On a pu remarquer dans les exemples de portes de la fin du XIIe siècle et du commencement du XIIIe précédemment donné, que les statues qui garnissent les ébrasements sont le plus souvent accolées à des colonnes portant un chapiteau surmonté d'un dais. Chaque statue faisait ainsi partie de l'architecture; elle était comme une sorte de caryatide qu'il fallait poser en construisant l'édifice; mais alors le mouvement, l'échelle de ces figures étaient ainsi associés intimement à l'ensemble. Plus tard, vers le milieu du XIIIe siècle, on laissa, dans les ébrasements des portes, des rentrants qui permettaient de poser les statues après coup et lorsque la bâtisse était élevée. Cette méthode était certes plus commode pour les statuaires, en ce qu'elle ne les obligeait pas à hâter leur travail et à suivre celui des constructeurs, mais l'art s'en ressentit. Les figures, dorénavant faites à l'atelier, peut-être à intervalles assez longs, n'eurent plus l'unité monumentale si remarquable dans les édifices de la première période gothique.

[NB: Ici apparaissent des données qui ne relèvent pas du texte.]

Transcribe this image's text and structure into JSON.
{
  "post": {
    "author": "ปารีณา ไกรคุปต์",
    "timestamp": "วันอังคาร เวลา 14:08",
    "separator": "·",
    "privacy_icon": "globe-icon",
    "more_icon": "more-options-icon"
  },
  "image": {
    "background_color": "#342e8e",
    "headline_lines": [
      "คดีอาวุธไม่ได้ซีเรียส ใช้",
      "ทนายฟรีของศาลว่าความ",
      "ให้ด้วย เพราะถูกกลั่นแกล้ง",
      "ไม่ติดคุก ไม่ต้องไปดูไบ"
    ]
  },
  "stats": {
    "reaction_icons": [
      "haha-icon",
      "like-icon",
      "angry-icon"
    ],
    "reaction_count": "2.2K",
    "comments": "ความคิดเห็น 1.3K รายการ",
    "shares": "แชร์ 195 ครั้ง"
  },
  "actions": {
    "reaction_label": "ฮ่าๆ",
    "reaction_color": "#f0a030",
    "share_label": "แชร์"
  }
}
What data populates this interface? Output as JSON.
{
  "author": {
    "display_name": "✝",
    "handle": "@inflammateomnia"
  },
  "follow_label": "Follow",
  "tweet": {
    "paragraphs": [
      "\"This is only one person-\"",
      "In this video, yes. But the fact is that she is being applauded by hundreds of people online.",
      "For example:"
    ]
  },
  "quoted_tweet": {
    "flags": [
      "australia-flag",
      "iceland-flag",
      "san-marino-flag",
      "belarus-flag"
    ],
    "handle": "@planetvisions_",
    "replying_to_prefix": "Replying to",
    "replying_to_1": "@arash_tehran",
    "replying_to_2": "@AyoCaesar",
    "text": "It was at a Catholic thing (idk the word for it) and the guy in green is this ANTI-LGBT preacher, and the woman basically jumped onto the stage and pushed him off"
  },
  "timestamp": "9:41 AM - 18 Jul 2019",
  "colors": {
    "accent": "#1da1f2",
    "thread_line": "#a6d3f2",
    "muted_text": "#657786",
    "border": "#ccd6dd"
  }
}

La statuaire, sujette de l'architecture pour les bas-reliefs et pour toutes les parties qu'il fallait poser en bâtissant, s'amoindrissant même pour mieux laisser dominer les formes architectoniques, s'émancipait lorsqu'il s'agissait de faire de grandes figures posées après coup. L'artiste perdait de vue l'oeuvre commune, et tout entier à son travail isolé, comme cela n'a que trop souvent lieu aujourd'hui, il apportait de son atelier des figures qui sentaient le travail individuel et ne formaient plus, réunies, cet ensemble complet qui seul peut produire une vive impression sur le spectateur.
La finesse d'exécution, l'observation très-délicate d'ailleurs de la nature, la recherche dans les détails, une certaine coquetterie dans le faire, remplacent le style grandiose et sévère des artistes tailleurs d'images du XIIe siècle et du commencement du XIIIe. Il suffit d'examiner les portails du XIVe siècle pour être convaincu de la vérité de cette observation.
Parmi les grandes portes d'églises élevées vers le commencement du XIVe siècle, il faut noter entre les plus belles celles de la cathédrale de Rouen, les deux portes de la Calende et des Libraires, ou plutôt de la Librairie [314]. Malgré la profusion des détails, la ténuité des moulures et de l'ornementation, ces portes conservent cependant encore de masses bien accusées, et leurs proportions sont étudiées par un artiste consommé.